Brennon Garthwait, who serves as the company’s boots on the ground in Milwaukee, had recently completed the Launch Pad incubator program at the University of Wisconsin-Whitewater.

“We really weren’t that established. We had projects here but there was still a lot of acclimation I guess you would say to get used to the way business is done in the U.S. versus in France,” Garthwait said. “(At the Global Water Center) I can network from my desk.”

Vegetal has used the BREW’s resources, including office space, a $50,000 grant and a broad network of contacts, to create a pilot program in cooperation with the Milwaukee Metropolitan Sewerage District.
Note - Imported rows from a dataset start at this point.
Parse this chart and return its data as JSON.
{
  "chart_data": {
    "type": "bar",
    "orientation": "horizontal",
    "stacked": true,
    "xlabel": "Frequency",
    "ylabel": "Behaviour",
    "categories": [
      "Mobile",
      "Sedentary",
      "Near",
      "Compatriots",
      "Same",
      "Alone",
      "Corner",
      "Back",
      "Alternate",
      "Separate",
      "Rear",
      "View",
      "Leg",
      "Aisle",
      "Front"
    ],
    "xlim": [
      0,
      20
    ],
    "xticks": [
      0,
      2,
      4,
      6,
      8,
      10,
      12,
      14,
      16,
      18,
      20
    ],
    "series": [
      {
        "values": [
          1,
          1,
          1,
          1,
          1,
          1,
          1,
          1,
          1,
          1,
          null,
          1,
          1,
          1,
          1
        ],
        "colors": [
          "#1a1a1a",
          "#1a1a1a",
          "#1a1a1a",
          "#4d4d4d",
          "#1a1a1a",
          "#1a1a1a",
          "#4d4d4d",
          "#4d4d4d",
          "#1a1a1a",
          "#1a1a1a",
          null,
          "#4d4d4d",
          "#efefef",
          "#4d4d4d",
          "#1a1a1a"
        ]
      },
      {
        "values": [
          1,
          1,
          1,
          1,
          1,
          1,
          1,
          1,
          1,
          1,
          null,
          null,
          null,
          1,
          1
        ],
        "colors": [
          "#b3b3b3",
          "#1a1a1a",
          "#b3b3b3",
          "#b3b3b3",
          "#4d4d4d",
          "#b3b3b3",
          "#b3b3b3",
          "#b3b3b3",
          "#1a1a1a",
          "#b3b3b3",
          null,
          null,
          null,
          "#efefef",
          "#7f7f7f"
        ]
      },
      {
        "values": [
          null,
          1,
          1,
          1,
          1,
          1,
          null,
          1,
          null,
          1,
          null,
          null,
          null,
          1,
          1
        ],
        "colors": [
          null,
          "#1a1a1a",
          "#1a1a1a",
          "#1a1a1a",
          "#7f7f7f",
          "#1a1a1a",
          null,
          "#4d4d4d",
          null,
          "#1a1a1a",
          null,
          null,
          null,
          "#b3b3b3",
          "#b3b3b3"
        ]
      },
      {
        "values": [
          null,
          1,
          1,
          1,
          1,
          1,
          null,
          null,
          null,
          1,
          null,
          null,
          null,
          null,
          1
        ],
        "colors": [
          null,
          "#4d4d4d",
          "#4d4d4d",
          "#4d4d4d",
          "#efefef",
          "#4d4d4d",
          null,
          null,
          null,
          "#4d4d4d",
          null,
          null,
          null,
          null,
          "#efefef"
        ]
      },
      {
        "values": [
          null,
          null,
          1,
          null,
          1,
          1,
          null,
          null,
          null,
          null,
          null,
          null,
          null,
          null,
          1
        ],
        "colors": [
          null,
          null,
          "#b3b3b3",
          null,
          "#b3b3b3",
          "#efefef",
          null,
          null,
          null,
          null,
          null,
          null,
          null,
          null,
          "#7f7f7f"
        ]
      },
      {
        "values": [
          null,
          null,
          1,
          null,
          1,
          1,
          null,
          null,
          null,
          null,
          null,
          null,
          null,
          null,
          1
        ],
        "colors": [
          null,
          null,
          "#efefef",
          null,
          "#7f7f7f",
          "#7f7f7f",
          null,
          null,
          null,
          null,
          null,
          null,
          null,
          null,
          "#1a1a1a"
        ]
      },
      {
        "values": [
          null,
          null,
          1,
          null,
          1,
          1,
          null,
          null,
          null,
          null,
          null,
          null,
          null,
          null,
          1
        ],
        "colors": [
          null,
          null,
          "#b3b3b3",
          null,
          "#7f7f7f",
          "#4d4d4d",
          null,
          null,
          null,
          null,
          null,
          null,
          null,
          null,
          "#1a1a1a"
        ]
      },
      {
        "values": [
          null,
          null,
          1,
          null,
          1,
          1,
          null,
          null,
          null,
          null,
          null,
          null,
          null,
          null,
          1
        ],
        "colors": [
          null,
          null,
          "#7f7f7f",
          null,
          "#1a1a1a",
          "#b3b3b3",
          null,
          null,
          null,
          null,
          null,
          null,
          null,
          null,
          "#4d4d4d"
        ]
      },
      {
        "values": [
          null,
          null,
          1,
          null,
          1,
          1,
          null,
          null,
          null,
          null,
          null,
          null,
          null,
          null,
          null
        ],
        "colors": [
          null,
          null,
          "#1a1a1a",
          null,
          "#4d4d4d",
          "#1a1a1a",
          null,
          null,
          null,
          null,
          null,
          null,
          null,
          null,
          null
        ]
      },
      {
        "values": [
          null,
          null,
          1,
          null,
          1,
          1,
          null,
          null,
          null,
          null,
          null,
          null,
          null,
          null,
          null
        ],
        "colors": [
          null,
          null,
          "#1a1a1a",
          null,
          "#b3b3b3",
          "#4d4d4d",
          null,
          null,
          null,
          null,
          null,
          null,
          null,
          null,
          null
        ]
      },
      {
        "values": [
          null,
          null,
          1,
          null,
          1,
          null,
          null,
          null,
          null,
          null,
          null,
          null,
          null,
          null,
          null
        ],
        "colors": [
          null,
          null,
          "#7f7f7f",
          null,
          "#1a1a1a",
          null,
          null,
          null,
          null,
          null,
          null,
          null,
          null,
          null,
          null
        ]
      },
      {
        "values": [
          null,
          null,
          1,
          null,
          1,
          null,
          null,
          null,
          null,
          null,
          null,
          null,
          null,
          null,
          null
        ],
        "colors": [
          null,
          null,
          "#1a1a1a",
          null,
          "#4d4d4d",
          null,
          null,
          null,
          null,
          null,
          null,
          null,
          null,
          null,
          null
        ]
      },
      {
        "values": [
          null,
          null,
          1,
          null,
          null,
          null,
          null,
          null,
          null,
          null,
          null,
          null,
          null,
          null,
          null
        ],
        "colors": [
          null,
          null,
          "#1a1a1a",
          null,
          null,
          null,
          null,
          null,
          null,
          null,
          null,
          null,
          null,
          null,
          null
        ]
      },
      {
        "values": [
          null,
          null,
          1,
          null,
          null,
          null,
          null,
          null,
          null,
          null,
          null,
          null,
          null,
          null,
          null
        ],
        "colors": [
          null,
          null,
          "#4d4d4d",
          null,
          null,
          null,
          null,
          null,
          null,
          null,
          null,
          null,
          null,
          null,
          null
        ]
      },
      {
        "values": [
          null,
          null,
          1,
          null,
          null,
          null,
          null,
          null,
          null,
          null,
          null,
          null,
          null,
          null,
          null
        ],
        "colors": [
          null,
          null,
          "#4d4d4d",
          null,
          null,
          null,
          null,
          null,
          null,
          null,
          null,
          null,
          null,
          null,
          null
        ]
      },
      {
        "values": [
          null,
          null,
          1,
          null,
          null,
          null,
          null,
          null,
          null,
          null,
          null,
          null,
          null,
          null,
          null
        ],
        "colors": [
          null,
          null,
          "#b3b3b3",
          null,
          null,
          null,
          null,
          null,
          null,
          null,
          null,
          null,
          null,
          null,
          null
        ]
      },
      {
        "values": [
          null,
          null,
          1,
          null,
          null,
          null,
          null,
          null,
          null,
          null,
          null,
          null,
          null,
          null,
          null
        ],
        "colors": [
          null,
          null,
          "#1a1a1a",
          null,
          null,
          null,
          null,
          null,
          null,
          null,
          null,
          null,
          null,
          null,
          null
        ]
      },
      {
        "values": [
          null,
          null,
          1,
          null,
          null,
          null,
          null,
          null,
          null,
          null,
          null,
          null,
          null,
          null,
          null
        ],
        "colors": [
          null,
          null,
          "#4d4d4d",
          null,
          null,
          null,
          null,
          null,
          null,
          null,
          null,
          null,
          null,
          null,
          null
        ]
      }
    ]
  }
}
On MMSD’s roof, Vegetal is testing its storm water runoff solution, which diverts rainwater into irrigation instead of into the sewer system during potential flooding events.

“The Water Center’s piece, albeit kind of third party to this, is pretty much the reason this (pilot project) happened,” Garthwait said. “The level of value that we’ve gotten from being in Milwaukee and just the Water Center has been a huge boon to our company. The accelerator program really helped us focus our efforts.”

After more than 20 years of brewing experience at companies like Goose Island in Chicago and MillerCoors in Milwaukee, Mary Pellettieri decided to start making her own bitter concentrate sodas and formed Milwaukee-based La Pavia Beverage Co. last year to make Top Note Tonics.

The company is in the process of opening its own kitchen space in Milwaukee’s startup-centric Lincoln Warehouse after moving from shared-use food processing incubator Watertown Farm Market Kitchen in Algoma. Last year, Top Note sold about 120 cases of its beverages, and Pellettieri hopes to double that number this year.

“I was in a really good place to see operations, marketing, logistics, the whole piece altogether. I always wanted to be an entrepreneur and I was always in beverage,” Pellettieri said. “It’s pretty exciting to build a kitchen and do what you want with it.”

She has networked with groups like food and beverage cluster FaB Wisconsin and the now-defunct Milwaukee chapter of Startup Chicks to network and grow Top Note, and plans to apply for FaB’s new incubator, FaBcap.

The Milwaukee market can be tough for startups, especially for food and beverage companies that want to get into grocery stores, she said.

“There seems to be a lot of enthusiasm for local stuff, but it’s still very hard. That’s not the only qualifier to get in the door,” Pellettieri said. “The demand has to start obviously with the customer. Distributors and retailers need to have their doors open to the smaller players.”